Стуцаренко еще раз пробежался по скупым строчкам кляйновского досье и закрыл папку. Красными слезящимися глазами внимательно посмотрел на лейтенанта Сарычева.

— Не пошел бы, говоришь?

— Не пошел бы, — опустил глаза лейтенант.

— Ну-ну... А торсионник, Олег, все же придется включить. Мы пока свою колоду придержим. Чужая игра — потемки. А в темную надо играть, зная расклад.

— Мы ж его, с тех пор как получили, еще не разу не включали?!

— Вот и попробуем. Шесть лет пылится, государственные деньги в него вложены. Посмотрим, что этим комбайном накосить можно. Иди, Олег, давай команду.

3

И кто сказал, что на этих островах буйная дикая природа?
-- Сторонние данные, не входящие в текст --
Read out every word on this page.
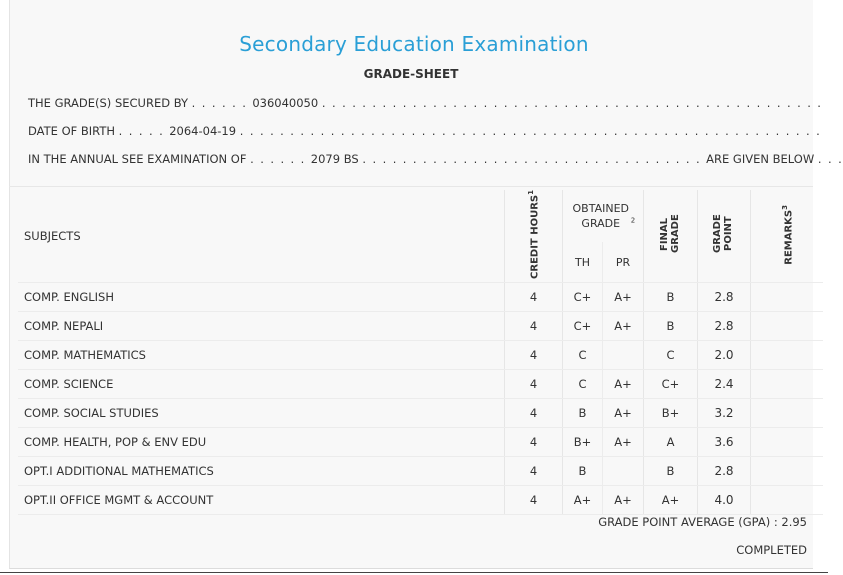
Secondary Education Examination
GRADE-SHEET
THE GRADE(S) SECURED BY . . . . . . 036040050 . . . . . . . . . . . . . . . . . . . . . . . . . . . . . . . . . . . . . . . . . . . . . . . . . .
DATE OF BIRTH . . . . . 2064-04-19 . . . . . . . . . . . . . . . . . . . . . . . . . . . . . . . . . . . . . . . . . . . . . . . . . . . . . . . . . .
IN THE ANNUAL SEE EXAMINATION OF . . . . . . 2079 BS . . . . . . . . . . . . . . . . . . . . . . . . . . . . . . . . . . ARE GIVEN BELOW . . .
SUBJECTS	CREDIT HOURS$^1$	OBTAINED GRADE $^2$		FINAL GRADE	GRADE POINT	REMARKS$^3$
		TH	PR			
COMP. ENGLISH	4	C+	A+	B	2.8	
COMP. NEPALI	4	C+	A+	B	2.8	
COMP. MATHEMATICS	4	C		C	2.0	
COMP. SCIENCE	4	C	A+	C+	2.4	
COMP. SOCIAL STUDIES	4	B	A+	B+	3.2	
COMP. HEALTH, POP & ENV EDU	4	B+	A+	A	3.6	
OPT.I ADDITIONAL MATHEMATICS	4	B		B	2.8	
OPT.II OFFICE MGMT & ACCOUNT	4	A+	A+	A+	4.0	
GRADE POINT AVERAGE (GPA) : 2.95
COMPLETED
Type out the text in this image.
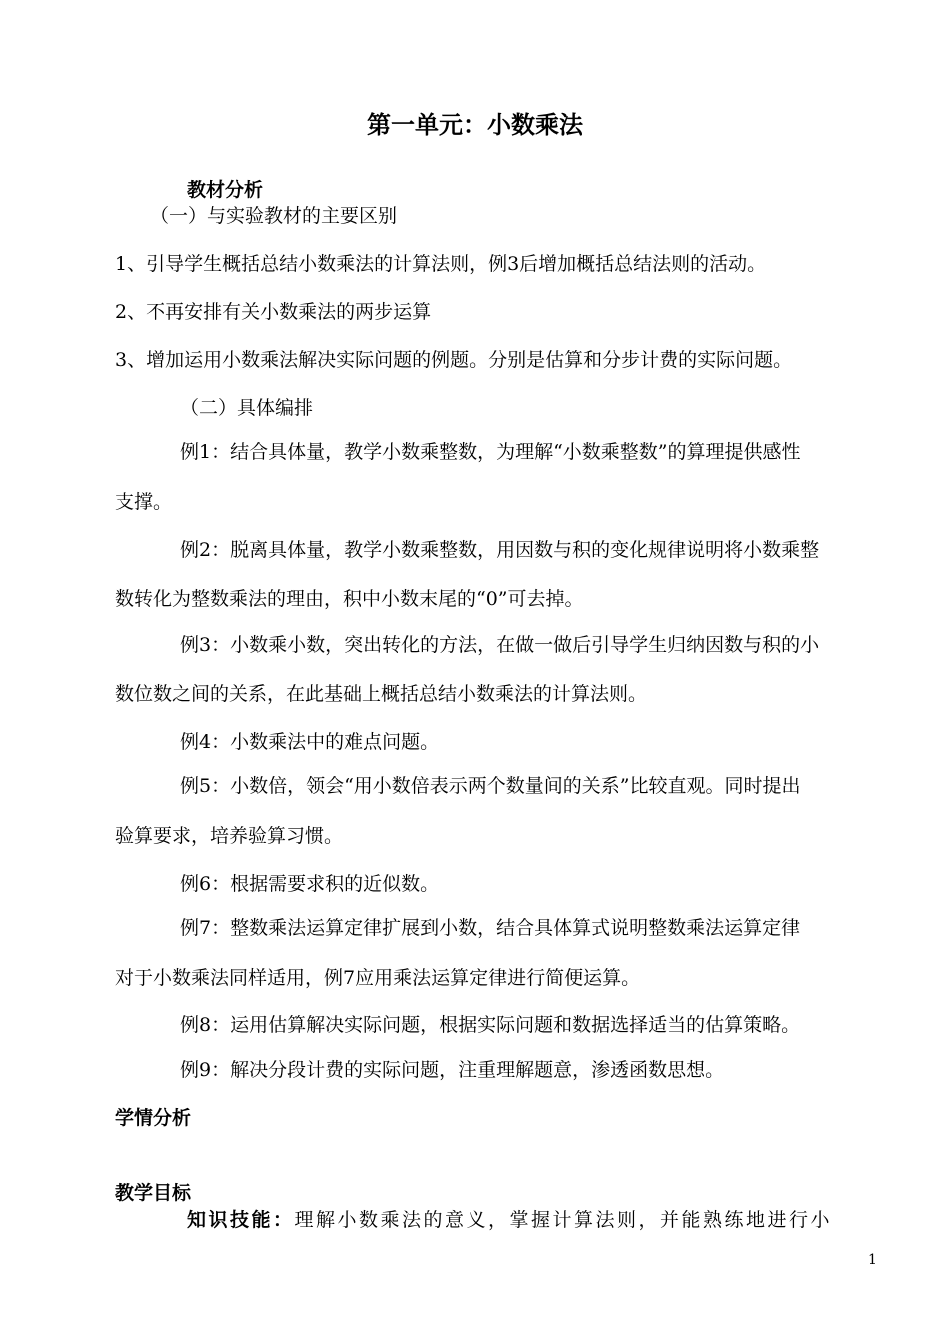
第一单元：小数乘法
教材分析
（一）与实验教材的主要区别
1、引导学生概括总结小数乘法的计算法则，例3后增加概括总结法则的活动。
2、不再安排有关小数乘法的两步运算
3、增加运用小数乘法解决实际问题的例题。分别是估算和分步计费的实际问题。
（二）具体编排
例1：结合具体量，教学小数乘整数，为理解“小数乘整数”的算理提供感性
支撑。
例2：脱离具体量，教学小数乘整数，用因数与积的变化规律说明将小数乘整
数转化为整数乘法的理由，积中小数末尾的“0”可去掉。
例3：小数乘小数，突出转化的方法，在做一做后引导学生归纳因数与积的小
数位数之间的关系，在此基础上概括总结小数乘法的计算法则。
例4：小数乘法中的难点问题。
例5：小数倍，领会“用小数倍表示两个数量间的关系”比较直观。同时提出
验算要求，培养验算习惯。
例6：根据需要求积的近似数。
例7：整数乘法运算定律扩展到小数，结合具体算式说明整数乘法运算定律
对于小数乘法同样适用，例7应用乘法运算定律进行简便运算。
例8：运用估算解决实际问题，根据实际问题和数据选择适当的估算策略。
例9：解决分段计费的实际问题，注重理解题意，渗透函数思想。
学情分析
教学目标
知识技能：理解小数乘法的意义，掌握计算法则，并能熟练地进行小
1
Так себе — есть лианы, пальмы, песочек специально для богатых туристов подзолотили и разровняли, горы в центре... Вот только там, где океан сливается с небом, образуя клубящуюся по вечерам фиолетовую черту, — вот там, наверное, и есть край света. А здесь — забытый стараниями людей и Богом уголок, туристическая провинция высшего класса, специально для любителей сервированной экзотики.

Целыми днями Ольга сидела на берегу и смотрела на океан. Где-то за ее спиной резвились Ваня-Супер и Андрейка. При всей своей ограниченности телохранитель знал много подвижных игр и составлял Андрею отличную компанию. Купаться ходили в бассейн прямо на территории виллы. Другим «развлечением» Ольга выбрала посещение единственного маркета в городке, где, кроме достаточного выбора товаров, находился небольшой ресторанчик, в котором, к своему удивлению, она обнаружила русскую официантку. Посещая его, Ольга заказывала не только обед, но и «выкупала» на час-два Айрен (Ирину), чтобы было с кем поговорить. Андрейка с Ваней садились в таких случаях за соседний столик.